Metadata: The keys to the kingdom

To be able to assemble program elements for broadcast you have to be able to find them. In a tapeless environment there are no labels on the spines of tapes. Clips and graphic elements reside on a disk. A simple hierarchical directory structure may suffice in the short term, but how do you find a clip or graphics element from last year?

Disk storage is expensive so moving content off to a tape archive is prudent business practice. But you can’t manually search through a robotic tape archive by loading each tape and checking the volume table of contents via a directory or folder listing.

It gets worse. Let’s suppose you want every presidential speech in the last decade that mentioned unemployment. How do you find these clips when they are scattered over numerous archived tapes? Even if the content is on disks, this is still a virtually impossible task.

Now let’s add constraint. These speeches cannot be State of the Union speeches and must have been delivered at luncheons. It would be like searching for needles in a number of haystacks.

On your mark

Broadcasters and the media industry are not the first to be confronted with this dilemma. In the pre-PC age, libraries kept track of their books by using the Dewey Decimal System and an extensive card catalog that listed title, author, subject and publication date, among other information. In the 1960s the Library of Congress initiated the Machine Readable Catalog project.

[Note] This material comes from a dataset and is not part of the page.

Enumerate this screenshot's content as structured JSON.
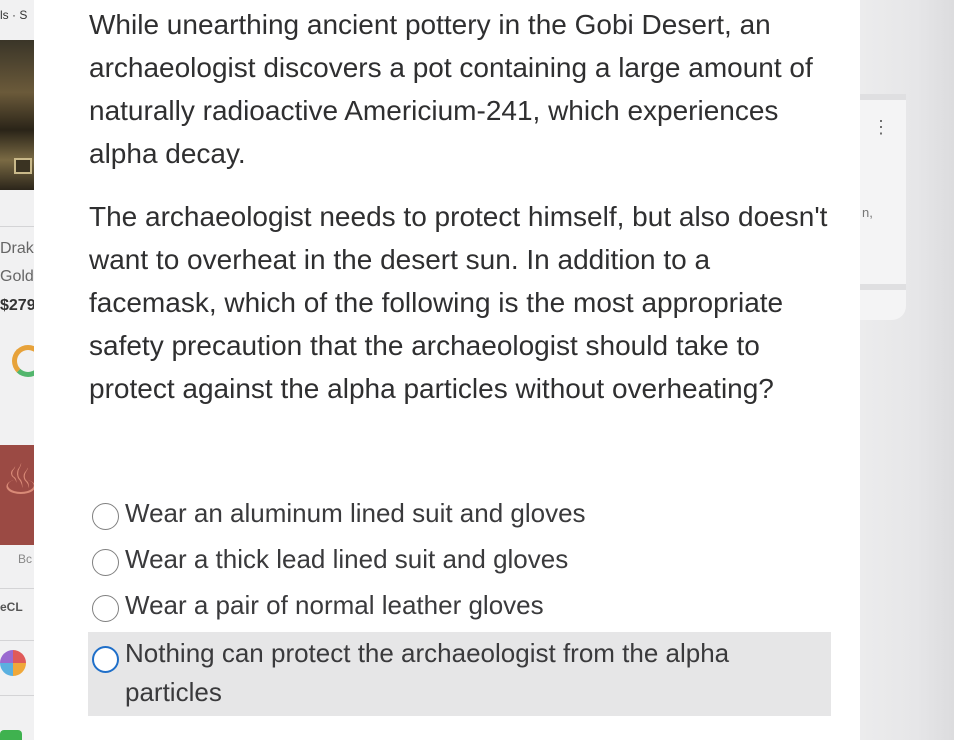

Under the direction of Herriette Avram, the MARC Project computerized the entire LoC book catalog.

But the project did not stop there. It was an international effort and became an ISO standard. Libraries all around the world were networked and able to browse the catalogs of any member library. Until the advent of the Internet, this was the largest public freely distributed information database in existence. And the amazing thing is that the MARC system has been augmented and is still in use today.


Compare this accomplishment to the state of metadata standards in broadcasting today. During the transition to digital production, many metadata implementations have come into being. Generally proprietary, once a system is installed, you are often locked into only that vendor’s solutions.

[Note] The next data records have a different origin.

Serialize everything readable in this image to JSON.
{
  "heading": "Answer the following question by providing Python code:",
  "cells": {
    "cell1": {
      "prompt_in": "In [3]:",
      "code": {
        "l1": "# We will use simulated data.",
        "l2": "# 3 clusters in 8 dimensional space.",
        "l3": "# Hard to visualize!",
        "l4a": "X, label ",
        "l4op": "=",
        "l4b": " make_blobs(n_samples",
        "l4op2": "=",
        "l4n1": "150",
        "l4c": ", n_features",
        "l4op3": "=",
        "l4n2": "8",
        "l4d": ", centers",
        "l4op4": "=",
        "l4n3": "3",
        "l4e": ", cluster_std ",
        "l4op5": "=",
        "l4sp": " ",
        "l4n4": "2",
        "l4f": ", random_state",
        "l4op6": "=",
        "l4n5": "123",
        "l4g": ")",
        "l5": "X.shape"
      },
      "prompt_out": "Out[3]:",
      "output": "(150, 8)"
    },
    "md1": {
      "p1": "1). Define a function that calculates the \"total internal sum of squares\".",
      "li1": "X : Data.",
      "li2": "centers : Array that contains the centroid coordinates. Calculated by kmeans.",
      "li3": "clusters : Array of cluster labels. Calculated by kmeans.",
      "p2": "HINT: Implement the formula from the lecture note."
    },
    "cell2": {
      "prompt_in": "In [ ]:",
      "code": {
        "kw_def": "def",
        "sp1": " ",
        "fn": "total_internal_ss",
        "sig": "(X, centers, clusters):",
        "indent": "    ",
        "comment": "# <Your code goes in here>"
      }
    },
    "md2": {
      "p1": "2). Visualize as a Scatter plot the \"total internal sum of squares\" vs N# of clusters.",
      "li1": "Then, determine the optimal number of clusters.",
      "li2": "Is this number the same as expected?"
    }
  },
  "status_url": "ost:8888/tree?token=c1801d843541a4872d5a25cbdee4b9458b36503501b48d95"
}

Compatibility and interoperability of various metadata implementations is now becoming a reality. Efforts such as the Advanced Authoring Format (AAF) and the Material eXchange Format (MXF) are gaining widespread industry acceptance.

AAF is intended for use during production and editing. It includes a rich set of technical, descriptive and rights metadata. AAF files can reference and incorporate other AAF files. In this way a log of the creative history of the piece or clip is maintained.

MXF is a subset of AAF and intended for distribution and archive processes. Essence files are wrapped with MXF metadata. The structure of an MXF file is independent of the format of the essence. MXF files are self-contained and do not reference other external MXF files. The MXF commonality allows transfer of the file to any MXF capable device. Yet to open and use the content, an appropriate decoder must be accessible.

The SMPTE MXF Implementers Working Group is a subgroup of the SMPTE W25 Wrappers and Metadata Committee. The objectives of Working Group include:

  • Promote interoperability between MXF implementations.
  • Provide a platform for users and industry to pose questions and requests for guidance and best practices on MXF implementation.
  • Identify areas where new MXF standards are required and provide adequate SMPTE due process specifications
  • Provide Advisory notes/reports which aid the MXF implementation community.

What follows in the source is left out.